While waiting in the International Airport a few hours before my flight arrived, I had the pleasure of talking to an older Creole woman who was escorting four young Belezian girls back to the states. The girls revered her as they would their grandmother, although she was of no relation; merely a trusted friend of the family. This woman classifies herself as Belezian, but still I noticed that although she never referred to herself specifically as being black, everything she discussed was in the context of being black.
This well-traveled woman has visited several countries in Africa, the UK, and of course the U.S. As we discussed being able to connect with our ancestors, she made it clear that although in Belize, everyone is considered Belezian with no regards to which ethnic group you belong to, being Creole, she always knew she had a connection elsewhere, to Africa, and longed to travel there.
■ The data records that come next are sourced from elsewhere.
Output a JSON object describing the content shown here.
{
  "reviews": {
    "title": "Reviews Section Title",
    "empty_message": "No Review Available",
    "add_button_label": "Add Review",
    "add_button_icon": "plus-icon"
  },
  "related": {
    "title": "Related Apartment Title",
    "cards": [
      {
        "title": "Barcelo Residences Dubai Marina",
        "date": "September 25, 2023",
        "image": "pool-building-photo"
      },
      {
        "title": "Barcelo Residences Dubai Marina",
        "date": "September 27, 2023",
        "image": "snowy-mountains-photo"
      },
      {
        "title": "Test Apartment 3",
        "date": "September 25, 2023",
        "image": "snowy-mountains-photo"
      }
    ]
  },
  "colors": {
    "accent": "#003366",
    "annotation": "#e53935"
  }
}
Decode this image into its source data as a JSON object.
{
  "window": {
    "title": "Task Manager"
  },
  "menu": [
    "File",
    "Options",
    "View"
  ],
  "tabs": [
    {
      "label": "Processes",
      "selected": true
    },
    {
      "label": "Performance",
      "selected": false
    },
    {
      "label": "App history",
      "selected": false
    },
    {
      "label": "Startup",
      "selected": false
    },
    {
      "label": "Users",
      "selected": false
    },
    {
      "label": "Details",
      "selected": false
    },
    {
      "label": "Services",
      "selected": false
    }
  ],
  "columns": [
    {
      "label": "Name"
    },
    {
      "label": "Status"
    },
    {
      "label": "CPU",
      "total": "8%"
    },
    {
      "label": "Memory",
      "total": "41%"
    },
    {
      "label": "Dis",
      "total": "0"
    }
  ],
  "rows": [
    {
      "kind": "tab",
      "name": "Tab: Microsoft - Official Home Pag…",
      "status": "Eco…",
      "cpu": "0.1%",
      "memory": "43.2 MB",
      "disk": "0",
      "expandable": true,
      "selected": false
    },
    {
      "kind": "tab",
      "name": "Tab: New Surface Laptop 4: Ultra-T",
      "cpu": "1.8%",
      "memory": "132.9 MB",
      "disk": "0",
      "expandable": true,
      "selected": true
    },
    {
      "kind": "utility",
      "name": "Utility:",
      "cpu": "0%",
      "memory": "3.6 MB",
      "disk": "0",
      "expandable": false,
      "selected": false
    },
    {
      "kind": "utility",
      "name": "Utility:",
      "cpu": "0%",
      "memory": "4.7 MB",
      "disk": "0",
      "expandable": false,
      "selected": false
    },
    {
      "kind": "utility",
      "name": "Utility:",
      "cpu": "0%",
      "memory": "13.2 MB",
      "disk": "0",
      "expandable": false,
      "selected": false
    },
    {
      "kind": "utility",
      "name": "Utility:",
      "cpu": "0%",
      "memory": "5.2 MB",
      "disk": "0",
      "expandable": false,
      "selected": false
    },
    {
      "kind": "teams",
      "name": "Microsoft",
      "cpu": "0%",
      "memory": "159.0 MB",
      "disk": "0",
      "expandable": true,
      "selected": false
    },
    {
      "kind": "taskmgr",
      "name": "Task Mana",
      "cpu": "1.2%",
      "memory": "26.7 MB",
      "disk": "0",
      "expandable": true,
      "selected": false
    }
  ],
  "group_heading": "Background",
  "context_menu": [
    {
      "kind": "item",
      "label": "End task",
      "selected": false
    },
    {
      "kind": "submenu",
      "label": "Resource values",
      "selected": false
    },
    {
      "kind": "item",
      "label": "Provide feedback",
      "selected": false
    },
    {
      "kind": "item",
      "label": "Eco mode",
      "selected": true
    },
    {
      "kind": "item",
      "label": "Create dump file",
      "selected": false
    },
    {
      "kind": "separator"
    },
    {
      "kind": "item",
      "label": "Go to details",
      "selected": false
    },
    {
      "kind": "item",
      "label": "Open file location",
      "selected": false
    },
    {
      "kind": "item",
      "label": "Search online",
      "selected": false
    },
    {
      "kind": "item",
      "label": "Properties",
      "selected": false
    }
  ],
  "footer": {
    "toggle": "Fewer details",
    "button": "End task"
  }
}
To her dismay, in all the countries she traveled to in Africa, she felt like an outcast, like she was not pure. The problem, she said, was within our own people. The Africans, she said, sold their own people into slavery. It was not her fault that as a result she became of mixed blood. Then when she traveled to the United States, she felt that same disconnect from African-American people. Again, she was different. No one reached out to help her. She felt it was like every man for himself.
She said that it was more painful to experience this negative attitude from people with her same descent that from anyone else. From those experiences she learned that although she longed to feel a certain connection to her ancestral roots, she had learned to accept the fact that she is of African descent even if she is never accepted. It is no longer important to her that she gains this external acceptance because in her heart she knows she belongs. Her hope for me was that I was able to experience hospitality in her home country as she had wished to initially feel when she entered the United States. Thankfully, I was able to inform her that I felt welcomed here in Belize. I did not feel like an outsider, although clearly I was. There was nothing but good feelings here.
On the flight home I had the chance to reflect upon what the woman in the airport discussed. Why is it that my own people cannot always be more supportive of each other? Maslow’s Hierarchy of Needs tells us that all of us have a desire to belong. But it is quite shameful that as a people we do not always help others, regardless of race or ethnicity, to help satisfy that sense of belonging. Now as I welcome a new group of children this school year, I must make conscious efforts to make sure to include everyone; to ensure that no child feels less than or that he or she cannot establish his or her place in the class, in the school, and in society. We all matter.